Equation 16: Weighted sum of state value function as action value

Let us now consider the opposite case in Figure 9. The root of the binary tree is now a state in which we choose to take a particular action. Remember that Markov processes are random. Taking action doesn't mean you'll end up with 100% certainty about your desired goal. Strictly speaking, you have to consider the probability that you will end up in some other state after taking the action. In this particular case after taking action, you can end up in two different next-state s':

Figure 9. Visualization of the relationship between v (s) and q (s, a)

To get action value, you must take discounted state values weighted by probability Pss'to end up in all possible states (only 2 in this case) and add instant rewards:

Equation 17 Relationship between q (s, a) and v (s)

Now that we know the relationship between these functions, we can insert v (s) from Eq. Inserting q (s, a) from equation 16 into equation 17, we obtain that in equation 18, it can be noted that there is a recursive relationship between the current q (s, a) and the next action value q (s', a').

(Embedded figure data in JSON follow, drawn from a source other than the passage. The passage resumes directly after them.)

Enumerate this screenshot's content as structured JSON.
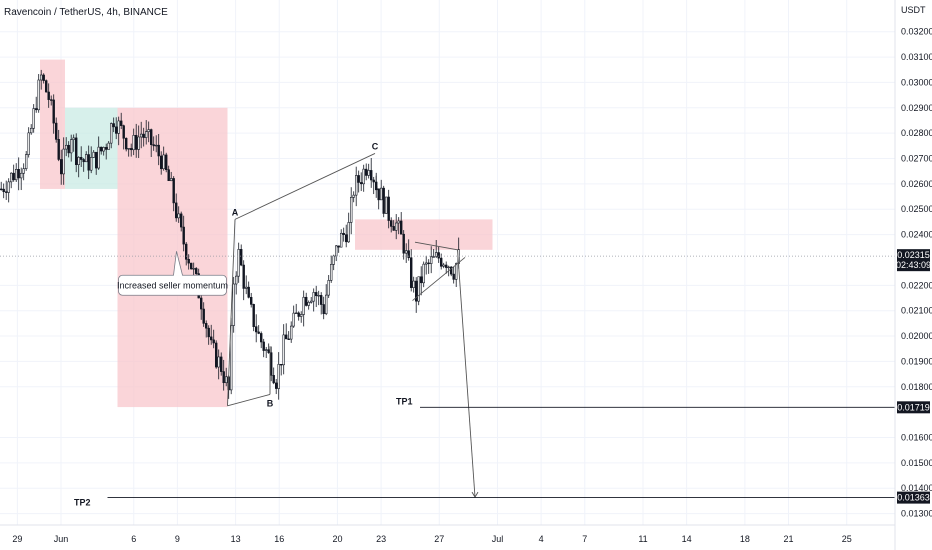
{
  "chart_data": {
    "type": "candlestick",
    "title": "Ravencoin / TetherUS, 4h, BINANCE",
    "currency": "USDT",
    "ylim": [
      0.01255,
      0.03325
    ],
    "xlim": [
      0,
      150
    ],
    "y_ticks": [
      "0.03200",
      "0.03100",
      "0.03000",
      "0.02900",
      "0.02800",
      "0.02700",
      "0.02600",
      "0.02500",
      "0.02400",
      "0.02200",
      "0.02100",
      "0.02000",
      "0.01900",
      "0.01800",
      "0.01600",
      "0.01500",
      "0.01400",
      "0.01300"
    ],
    "x_ticks": [
      {
        "label": "29",
        "day": 0
      },
      {
        "label": "Jun",
        "day": 3
      },
      {
        "label": "6",
        "day": 8
      },
      {
        "label": "9",
        "day": 11
      },
      {
        "label": "13",
        "day": 15
      },
      {
        "label": "16",
        "day": 18
      },
      {
        "label": "20",
        "day": 22
      },
      {
        "label": "23",
        "day": 25
      },
      {
        "label": "27",
        "day": 29
      },
      {
        "label": "Jul",
        "day": 33
      },
      {
        "label": "4",
        "day": 36
      },
      {
        "label": "7",
        "day": 39
      },
      {
        "label": "11",
        "day": 43
      },
      {
        "label": "14",
        "day": 46
      },
      {
        "label": "18",
        "day": 50
      },
      {
        "label": "21",
        "day": 53
      },
      {
        "label": "25",
        "day": 57
      }
    ],
    "current_price": {
      "value": "0.02315",
      "countdown": "02:43:09",
      "y": 0.02315
    },
    "price_anchors": [
      [
        0,
        0.0258
      ],
      [
        5,
        0.0264
      ],
      [
        10,
        0.027
      ],
      [
        14,
        0.0293
      ],
      [
        16,
        0.0302
      ],
      [
        19,
        0.0294
      ],
      [
        21,
        0.0284
      ],
      [
        24,
        0.0266
      ],
      [
        28,
        0.028
      ],
      [
        30,
        0.0272
      ],
      [
        34,
        0.0268
      ],
      [
        38,
        0.027
      ],
      [
        42,
        0.0276
      ],
      [
        45,
        0.0286
      ],
      [
        48,
        0.0281
      ],
      [
        52,
        0.0274
      ],
      [
        56,
        0.028
      ],
      [
        60,
        0.0276
      ],
      [
        64,
        0.027
      ],
      [
        68,
        0.0258
      ],
      [
        72,
        0.024
      ],
      [
        76,
        0.0228
      ],
      [
        80,
        0.0214
      ],
      [
        84,
        0.0195
      ],
      [
        88,
        0.0188
      ],
      [
        91,
        0.0178
      ],
      [
        93,
        0.0222
      ],
      [
        95,
        0.0232
      ],
      [
        99,
        0.0212
      ],
      [
        103,
        0.02
      ],
      [
        107,
        0.0192
      ],
      [
        110,
        0.0183
      ],
      [
        113,
        0.0196
      ],
      [
        117,
        0.0205
      ],
      [
        121,
        0.0215
      ],
      [
        125,
        0.0218
      ],
      [
        129,
        0.0211
      ],
      [
        131,
        0.0222
      ],
      [
        135,
        0.0237
      ],
      [
        139,
        0.0243
      ],
      [
        141,
        0.0258
      ],
      [
        144,
        0.0263
      ],
      [
        147,
        0.0269
      ],
      [
        150,
        0.026
      ]
    ],
    "overlay_candles": [
      [
        150,
        0.0259
      ],
      [
        152,
        0.0255
      ],
      [
        155,
        0.0248
      ],
      [
        158,
        0.0244
      ],
      [
        161,
        0.0236
      ],
      [
        164,
        0.0222
      ],
      [
        166,
        0.0216
      ],
      [
        169,
        0.0226
      ],
      [
        172,
        0.0229
      ],
      [
        175,
        0.0231
      ],
      [
        178,
        0.023
      ],
      [
        181,
        0.0226
      ],
      [
        183,
        0.0231
      ]
    ],
    "zones": [
      {
        "name": "red-zone-top",
        "color": "#f8c7cc",
        "x0": 16,
        "x1": 26,
        "y0": 0.0309,
        "y1": 0.0258
      },
      {
        "name": "green-zone",
        "color": "#c9ebe4",
        "x0": 26,
        "x1": 47,
        "y0": 0.029,
        "y1": 0.0258
      },
      {
        "name": "red-zone-big",
        "color": "#f8c7cc",
        "x0": 47,
        "x1": 91,
        "y0": 0.029,
        "y1": 0.0172
      },
      {
        "name": "red-zone-resistance",
        "color": "#f8c7cc",
        "x0": 142,
        "x1": 197,
        "y0": 0.0246,
        "y1": 0.0234
      }
    ],
    "pattern_points": [
      {
        "label": "A",
        "x": 94,
        "y": 0.0246
      },
      {
        "label": "B",
        "x": 108,
        "y": 0.0177
      },
      {
        "label": "C",
        "x": 150,
        "y": 0.0272
      }
    ],
    "pattern_lines": [
      {
        "x0": 91,
        "y0": 0.01725,
        "x1": 108,
        "y1": 0.0177
      },
      {
        "x0": 94,
        "y0": 0.0246,
        "x1": 150,
        "y1": 0.0272
      },
      {
        "x0": 91,
        "y0": 0.01725,
        "x1": 94,
        "y1": 0.0246
      },
      {
        "x0": 108,
        "y0": 0.0177,
        "x1": 108,
        "y1": 0.0196
      }
    ],
    "triangle": [
      {
        "x0": 166,
        "y0": 0.0237,
        "x1": 183,
        "y1": 0.0234
      },
      {
        "x0": 165,
        "y0": 0.0214,
        "x1": 186,
        "y1": 0.0231
      }
    ],
    "projection_arrow": {
      "x0": 183,
      "y0": 0.0234,
      "x1": 190,
      "y1": 0.01365
    },
    "targets": [
      {
        "label": "TP1",
        "value": "0.01719",
        "y": 0.01719,
        "x0": 164
      },
      {
        "label": "TP2",
        "value": "0.01363",
        "y": 0.01363,
        "x0": 39
      }
    ],
    "callout": {
      "text": "Increased seller momentum",
      "x": 39,
      "y": 0.0222
    },
    "colors": {
      "up": "#131722",
      "down": "#131722",
      "grid": "#f0f3fa",
      "line": "#555555",
      "tag_bg": "#131722",
      "price_line": "#9598a1"
    }
  }
}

Equation 18 Recursive property of action value function

This recursive relationship can be visualized again in a binary tree (Figure 10). We start with q (s, a) and end with some probability Pss'In the next state s', we can take action a' with probability π, we end with action value q (s', one'). To obtain q (s, a), we must ascend and integrate all probabilities in the binary tree, as shown in Equation 18.

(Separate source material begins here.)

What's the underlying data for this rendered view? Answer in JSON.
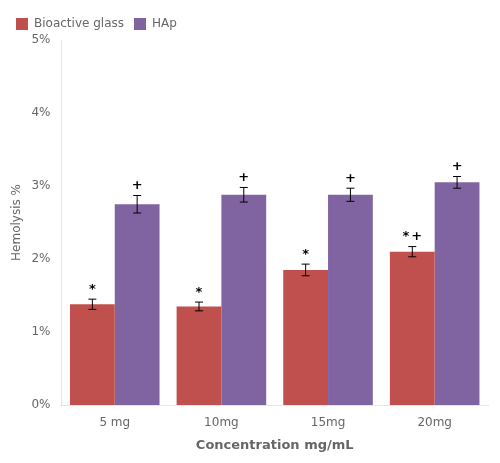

Figure 10. Visualization of recursive behavior of q (s, a)

3.5 optimal policy

The most important topic in deep reinforcement learning is finding the optimal action value function q *. Finding q * indicates that the agent knows exactly the quality of the action in any given state. In addition, the agent can decide which action must be taken on quality. Let us define what q * means. The optimal action value function is the function that follows the strategy that maximizes action value:

Equation 19 Definition of the Best Action Value Function

To find the best strategy, we must maximize q (s, a). Maximizing means that we choose only action a out of all possible actions q (s, a) has the highest value. This yields the following definition for the optimal policy π:

Equation 19 Definition of the Best Action Value Function

3.6 Bellman optimality equation

The conditions of the optimal policy can be inserted into the equation. Equation 18 thus gives us the Bellman optimality equation:

Equation 21 Bellman Optimality Equation

If an AI agent can solve this equation, then it basically means solving the problem in a given environment. The agent knows the quality of any possible action about the target at any given state or situation and can behave accordingly.

Solving the Bellman optimality equation will be the subject of an upcoming article. In the following article, I will introduce you to the first technique for solving deep Q-learning equations.

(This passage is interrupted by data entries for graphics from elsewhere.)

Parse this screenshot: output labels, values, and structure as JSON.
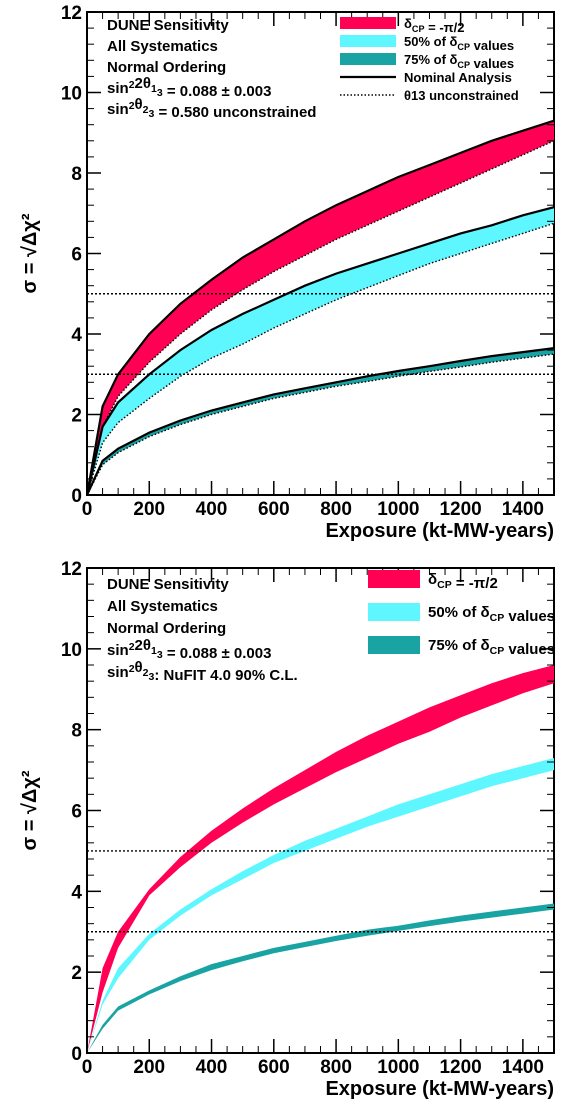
{
  "colors": {
    "red": "#ff0055",
    "cyan": "#5ff7ff",
    "teal": "#1aa3a3",
    "frame": "#000000"
  },
  "chart_data": [
    {
      "type": "area",
      "xlabel": "Exposure (kt-MW-years)",
      "ylabel": "σ = √Δχ²",
      "xlim": [
        0,
        1500
      ],
      "ylim": [
        0,
        12
      ],
      "xticks": [
        "0",
        "200",
        "400",
        "600",
        "800",
        "1000",
        "1200",
        "1400"
      ],
      "yticks": [
        "0",
        "2",
        "4",
        "6",
        "8",
        "10",
        "12"
      ],
      "info": [
        "DUNE Sensitivity",
        "All Systematics",
        "Normal Ordering",
        "sin²2θ₁₃ = 0.088 ± 0.003",
        "sin²θ₂₃ = 0.580 unconstrained"
      ],
      "legend": [
        {
          "label": "δCP = -π/2",
          "kind": "fill",
          "color": "#ff0055"
        },
        {
          "label": "50% of δCP values",
          "kind": "fill",
          "color": "#5ff7ff"
        },
        {
          "label": "75% of δCP values",
          "kind": "fill",
          "color": "#1aa3a3"
        },
        {
          "label": "Nominal Analysis",
          "kind": "solid"
        },
        {
          "label": "θ13 unconstrained",
          "kind": "dotted"
        }
      ],
      "hlines": [
        3,
        5
      ],
      "x": [
        0,
        50,
        100,
        200,
        300,
        400,
        500,
        600,
        700,
        800,
        900,
        1000,
        1100,
        1200,
        1300,
        1400,
        1500
      ],
      "series": [
        {
          "name": "δCP = -π/2",
          "color": "#ff0055",
          "upper": [
            0,
            2.2,
            3.0,
            4.0,
            4.75,
            5.35,
            5.9,
            6.35,
            6.8,
            7.2,
            7.55,
            7.9,
            8.2,
            8.5,
            8.8,
            9.05,
            9.3
          ],
          "lower": [
            0,
            1.7,
            2.45,
            3.3,
            4.0,
            4.6,
            5.1,
            5.55,
            5.95,
            6.35,
            6.7,
            7.05,
            7.4,
            7.75,
            8.1,
            8.45,
            8.8
          ]
        },
        {
          "name": "50% of δCP values",
          "color": "#5ff7ff",
          "upper": [
            0,
            1.7,
            2.3,
            3.0,
            3.6,
            4.1,
            4.5,
            4.85,
            5.2,
            5.5,
            5.75,
            6.0,
            6.25,
            6.5,
            6.7,
            6.95,
            7.15
          ],
          "lower": [
            0,
            1.3,
            1.8,
            2.4,
            2.95,
            3.4,
            3.75,
            4.15,
            4.5,
            4.85,
            5.15,
            5.45,
            5.75,
            6.0,
            6.25,
            6.5,
            6.75
          ]
        },
        {
          "name": "75% of δCP values",
          "color": "#1aa3a3",
          "upper": [
            0,
            0.85,
            1.15,
            1.55,
            1.85,
            2.1,
            2.3,
            2.5,
            2.65,
            2.8,
            2.95,
            3.08,
            3.2,
            3.33,
            3.45,
            3.55,
            3.65
          ],
          "lower": [
            0,
            0.75,
            1.05,
            1.45,
            1.75,
            2.0,
            2.2,
            2.4,
            2.55,
            2.7,
            2.82,
            2.95,
            3.07,
            3.18,
            3.3,
            3.4,
            3.5
          ]
        }
      ]
    },
    {
      "type": "area",
      "xlabel": "Exposure (kt-MW-years)",
      "ylabel": "σ = √Δχ²",
      "xlim": [
        0,
        1500
      ],
      "ylim": [
        0,
        12
      ],
      "xticks": [
        "0",
        "200",
        "400",
        "600",
        "800",
        "1000",
        "1200",
        "1400"
      ],
      "yticks": [
        "0",
        "2",
        "4",
        "6",
        "8",
        "10",
        "12"
      ],
      "info": [
        "DUNE Sensitivity",
        "All Systematics",
        "Normal Ordering",
        "sin²2θ₁₃ = 0.088 ± 0.003",
        "sin²θ₂₃: NuFIT 4.0 90% C.L."
      ],
      "legend": [
        {
          "label": "δCP = -π/2",
          "kind": "fill",
          "color": "#ff0055"
        },
        {
          "label": "50% of δCP values",
          "kind": "fill",
          "color": "#5ff7ff"
        },
        {
          "label": "75% of δCP values",
          "kind": "fill",
          "color": "#1aa3a3"
        }
      ],
      "hlines": [
        3,
        5
      ],
      "x": [
        0,
        50,
        100,
        200,
        300,
        400,
        500,
        600,
        700,
        800,
        900,
        1000,
        1100,
        1200,
        1300,
        1400,
        1500
      ],
      "series": [
        {
          "name": "δCP = -π/2",
          "color": "#ff0055",
          "upper": [
            0,
            2.1,
            3.0,
            4.05,
            4.85,
            5.5,
            6.05,
            6.55,
            7.0,
            7.45,
            7.85,
            8.2,
            8.55,
            8.85,
            9.15,
            9.4,
            9.6
          ],
          "lower": [
            0,
            1.5,
            2.6,
            3.9,
            4.6,
            5.2,
            5.7,
            6.15,
            6.55,
            6.95,
            7.3,
            7.65,
            7.95,
            8.3,
            8.6,
            8.9,
            9.15
          ]
        },
        {
          "name": "50% of δCP values",
          "color": "#5ff7ff",
          "upper": [
            0,
            1.3,
            2.1,
            2.95,
            3.55,
            4.05,
            4.5,
            4.9,
            5.25,
            5.55,
            5.85,
            6.15,
            6.4,
            6.65,
            6.9,
            7.1,
            7.3
          ],
          "lower": [
            0,
            1.2,
            1.85,
            2.8,
            3.4,
            3.9,
            4.3,
            4.7,
            5.0,
            5.3,
            5.6,
            5.85,
            6.1,
            6.35,
            6.6,
            6.8,
            7.0
          ]
        },
        {
          "name": "75% of δCP values",
          "color": "#1aa3a3",
          "upper": [
            0,
            0.7,
            1.15,
            1.55,
            1.9,
            2.2,
            2.4,
            2.6,
            2.75,
            2.9,
            3.05,
            3.15,
            3.28,
            3.4,
            3.5,
            3.6,
            3.7
          ],
          "lower": [
            0,
            0.6,
            1.05,
            1.45,
            1.78,
            2.05,
            2.27,
            2.47,
            2.62,
            2.77,
            2.9,
            3.02,
            3.14,
            3.25,
            3.35,
            3.45,
            3.55
          ]
        }
      ]
    }
  ]
}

Welcome to subscribe "Shulou Technology Information " to get latest news, interesting things and hot topics in the IT industry, and controls the hottest and latest Internet news, technology news and IT industry trends.

*The comments in the above article only represent the author's personal views and do not represent the views and positions of this website. If you have more insights, please feel free to contribute and share.